Il culto della memoria, per quanto seducente, è religione da disperati – dice Grisi; “allarga il cuore”, ma lascerebbe vuota la nostra esistenza, se il veleggiare nel mattino all’ombra degli ulivi di Crotone, si fermasse alla pura memoria, se non tendesse a trascendere il fatto o il ricordo in sé, se non diventasse mito facente parte di una globale armonia, nella quale il tempo non si divide più in “stagioni” perché gli uomini «siamo nati invece per non morire»; anzi, in verità, malgrado la presenza della morte e proprio grazie ad essa «siamo quelli della resurrezione». Ecco, Francesco Grisi non rimpiange, né ci attrista con il suo rievocare l’infanzia, la figura del padre, quella della madre, o le cadenze e i ritmi musicali del mare di Calabria (“Allora. Il mare”). La rievocazione non è canto dolente, né il “così sia” che egli scandisce e quasi frantuma con amabile, irriverente ironia, significa rassegnazione, bensì capacità di cogliere i ritmi dell’universo nella bellezza che contraddistingue le figure, le scene, gli accadimenti, le cose. Tutto e sempre, di là e oltre, la pura (o stupida) peculiarità di ciò che serve a caratterizzare un individuo o una civiltà, un momento della nostra vita o una tranche della storia.

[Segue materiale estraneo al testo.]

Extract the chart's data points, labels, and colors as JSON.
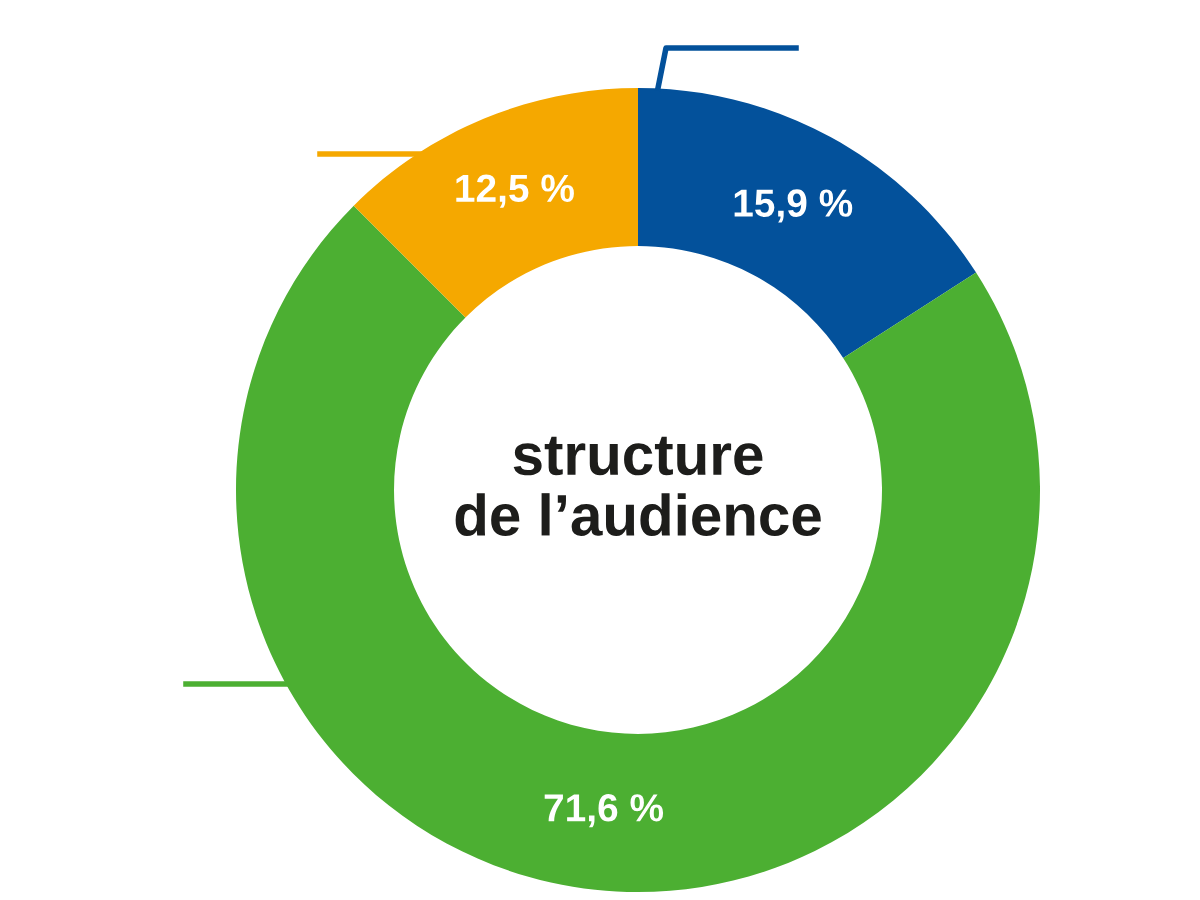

Il poeta è così sereno dinanzi alla prospettiva della morte da affermare che allora, quando che sia, egli tra giorni sarà “greco in Cielo”; ma noi vorremmo aggiungere che egli è greco, nobile figlio della Magna Grecia, anche per il suo sentimento di una vita che ha inchiodato Prometeo «per secoli/ a una rupe rassegnata» ed ha rifiutato l’atteggiamento implorante di  Orfeo («Orfeo implorante più non mi appartiene») per ricercare alla fine il Dio Ignoto della Resurrezione, rivelato agli Ateniesi da Paolo.

E allora, se la realtà vera è la resurrezione, la morte non fa più paura, né la vecchiaia si carica di attributi poco lusinghieri, né in essa e di essa si rilevano le sofferenze o gli acciacchi. Essa è un sereno avanzare per “i sentieri del ritorno” verso il Padre, dopo che la giovinezza e la maturità hanno esaurito quella carica, cosiddetta vitale, che ci aveva portato, come folli tralci, ad allontanarci dalla Vite-Vita, e ad inorridire della morte. Scrive il poeta: «Per ignoto privilegio / accolgo anche la morte / e docilmente la scrivo / in forme di vita».

In questa prospettiva autenticamente cristiana, attraverso la celebrazione mitica dell’infanzia, di Crotone, della nativa Cutro, del suo mare e del suo cielo, di Todi e dell’Umbria, terra di fede, attraverso il canto della donna, dell’amore, delle bellezze della natura, il poeta perviene ad una sorta di contemptus mundi rovesciato, dove l’attesa dell’altra vita e l’ansia della resurrezione non comportano il distacco dalla vita di ogni giorno o il disprezzo dei beni materiali, ma piuttosto un più attento e vigile amore per le cose del mondo, un disincantato “affetto” ricco di ironia, il quale, fra l’altro, ci fa scoprire che fra le verità religiose e le seduzioni terrestri non c’è contrasto ma complementarietà e che – anche in questa vita – la creazione e il mondo nei suoi infiniti aspetti di bellezza e bontà fanno parte di un piano armonico tutto da scoprire e da gustare: Dio – dice il poeta in forma potentemente suggestiva – è un racconto senza fine.

Vincenzo Monforte

Da “Spiragli”, anno XXIII, n.1, 2011, pagg. 64-65.